Proofcheck is a multilingual web proofreading application that combines machine learning and natural language processing. Its unique feature lies in the type of files it analyzes: rather than being limited to plain text, it opens formats that have so far been poorly supported by traditional proofreaders, such as PDFs and ePubs. This makes it a suitable solution for highly visual content: books, magazines, reports, and presentations. The tool does not just look for spelling mistakes: it also evaluates layout quality, spotting typographical anomalies that usually only an experienced eye would detect. Its engine processes large documents in seconds and works in dozens of languages, making it ideal for professional content producers and editorial departments that need to guarantee a flawless result.
Main Features
Proofcheck covers two main categories of checks. On the typography side, it detects spelling mistakes, including terms specific to the document, as well as duplicated words and punctuation marks. It also checks word hyphenation at the end of lines and flags those that violate common style rules. On the layout side, the tool automatically spots widows and orphans—isolated lines at the top or bottom of a page—as well as stacks and ladders, those stacks of words or hyphens that hinder readability. It also identifies inconsistent margins and padding from one page to another.
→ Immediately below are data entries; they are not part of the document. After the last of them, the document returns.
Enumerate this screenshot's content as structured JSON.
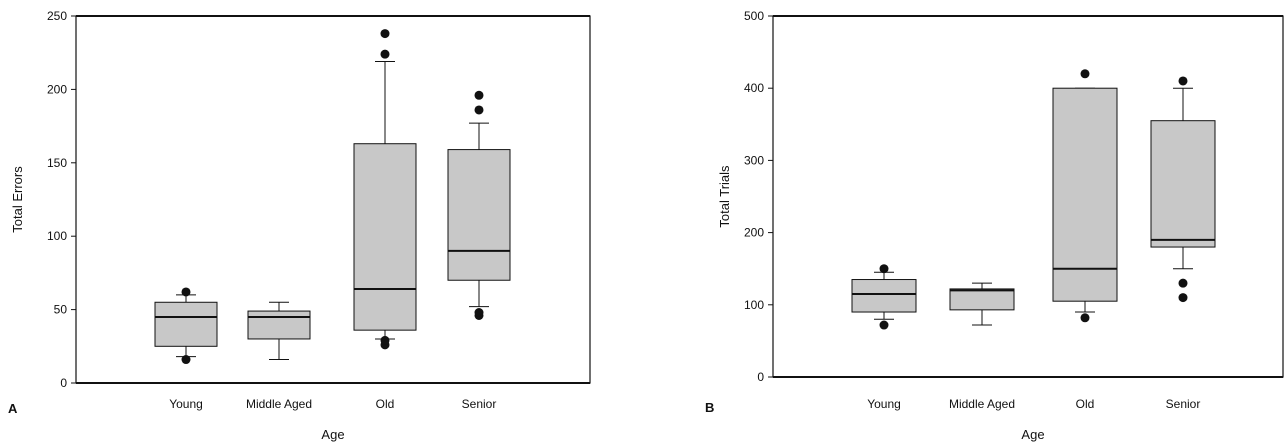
{
  "figure": {
    "style": {
      "box_fill": "#c8c8c8",
      "line_color": "#111111",
      "background": "#ffffff"
    }
  },
  "chart_data": [
    {
      "type": "box",
      "panel_label": "A",
      "xlabel": "Age",
      "ylabel": "Total Errors",
      "ylim": [
        0,
        250
      ],
      "yticks": [
        0,
        50,
        100,
        150,
        200,
        250
      ],
      "grid": false,
      "categories": [
        "Young",
        "Middle Aged",
        "Old",
        "Senior"
      ],
      "boxes": [
        {
          "category": "Young",
          "whisker_low": 18,
          "q1": 25,
          "median": 45,
          "q3": 55,
          "whisker_high": 60,
          "outliers": [
            16,
            62
          ]
        },
        {
          "category": "Middle Aged",
          "whisker_low": 16,
          "q1": 30,
          "median": 45,
          "q3": 49,
          "whisker_high": 55,
          "outliers": []
        },
        {
          "category": "Old",
          "whisker_low": 30,
          "q1": 36,
          "median": 64,
          "q3": 163,
          "whisker_high": 219,
          "outliers": [
            26,
            29,
            224,
            238
          ]
        },
        {
          "category": "Senior",
          "whisker_low": 52,
          "q1": 70,
          "median": 90,
          "q3": 159,
          "whisker_high": 177,
          "outliers": [
            46,
            48,
            186,
            196
          ]
        }
      ]
    },
    {
      "type": "box",
      "panel_label": "B",
      "xlabel": "Age",
      "ylabel": "Total Trials",
      "ylim": [
        0,
        500
      ],
      "yticks": [
        0,
        100,
        200,
        300,
        400,
        500
      ],
      "grid": false,
      "categories": [
        "Young",
        "Middle Aged",
        "Old",
        "Senior"
      ],
      "boxes": [
        {
          "category": "Young",
          "whisker_low": 80,
          "q1": 90,
          "median": 115,
          "q3": 135,
          "whisker_high": 145,
          "outliers": [
            72,
            150
          ]
        },
        {
          "category": "Middle Aged",
          "whisker_low": 72,
          "q1": 93,
          "median": 120,
          "q3": 122,
          "whisker_high": 130,
          "outliers": []
        },
        {
          "category": "Old",
          "whisker_low": 90,
          "q1": 105,
          "median": 150,
          "q3": 400,
          "whisker_high": 400,
          "outliers": [
            82,
            420
          ]
        },
        {
          "category": "Senior",
          "whisker_low": 150,
          "q1": 180,
          "median": 190,
          "q3": 355,
          "whisker_high": 400,
          "outliers": [
            110,
            130,
            410
          ]
        }
      ]
    }
  ]
}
In addition to these checks, it verifies all links and hyperlinks in the document and inspects images based on size, scale, and resolution criteria. The entire process works in dozens of languages, and layout anomalies are annotated directly on the relevant pages. The tool currently supports book proofs in PDF format, with an ePub tool announced and support for the Word .docx format in preparation.
Use Cases
The first use case concerns book publishing. Before printing, a publisher or author can submit the PDF proof of their work to detect residual typos and layout defects in a single pass, whereas manual page-by-page proofreading would take hours. Corporate editorial departments use it to validate annual reports, white papers, or presentations intended for distribution, ensuring that the layout remains clean across hundreds of pages. Magazine designers find it a safety net for spotting problematic widows, orphans, and hyphenations before signing off on the final print. Finally, organizations working in multiple languages appreciate the multilingual detection, which avoids juggling several proofreaders. In all these scenarios, the goal is the same: to replace tedious visual proofreading with a fast, automated check.
Advantages
The main benefit of Proofcheck is time savings: a document of several hundred pages is analyzed in seconds, compared to hours of manual proofreading. Next comes reliability: the tool does not get tired and systematically spots anomalies that the human eye misses after several hours of work, especially subtle layout defects. By processing PDFs and ePubs directly, it integrates into the actual production workflow of publishers, without any conversion step that would alter the layout. Multilingual support extends its utility to international teams. Finally, by combining spelling and typographical checks, it avoids the need for multiple tools and centralizes the final verification of content before publication, reducing the risk of costly errors once the work is printed or distributed.
Pricing
Proofcheck is currently offered in beta access and does not yet publish a detailed pricing grid with tiered rates. The company, which has raised a pre-seed funding round, focuses its offering on book proof verification in PDF format, with additional features currently being rolled out. To find out about access conditions, potential usage limits, and upcoming terms, the safest option is to consult the official website directly or contact the team. This situation is consistent with the product’s stage of development: pricing is likely to evolve as new formats like ePub and .docx are officially launched.
Conclusion
Proofcheck addresses a concrete need that is poorly covered by traditional proofreaders: validating the quality of content once it has been laid out. By directly analyzing PDFs and ePubs, spotting both errors and widows, orphans, and hyphenations, and processing large documents in seconds, it saves valuable time for publishers, designers, and editorial departments. Its early stage, with a beta that has no public pricing and some features still being launched, suggests testing it before integrating it permanently. For publishing professionals demanding a flawless final output, this is a tool to watch closely.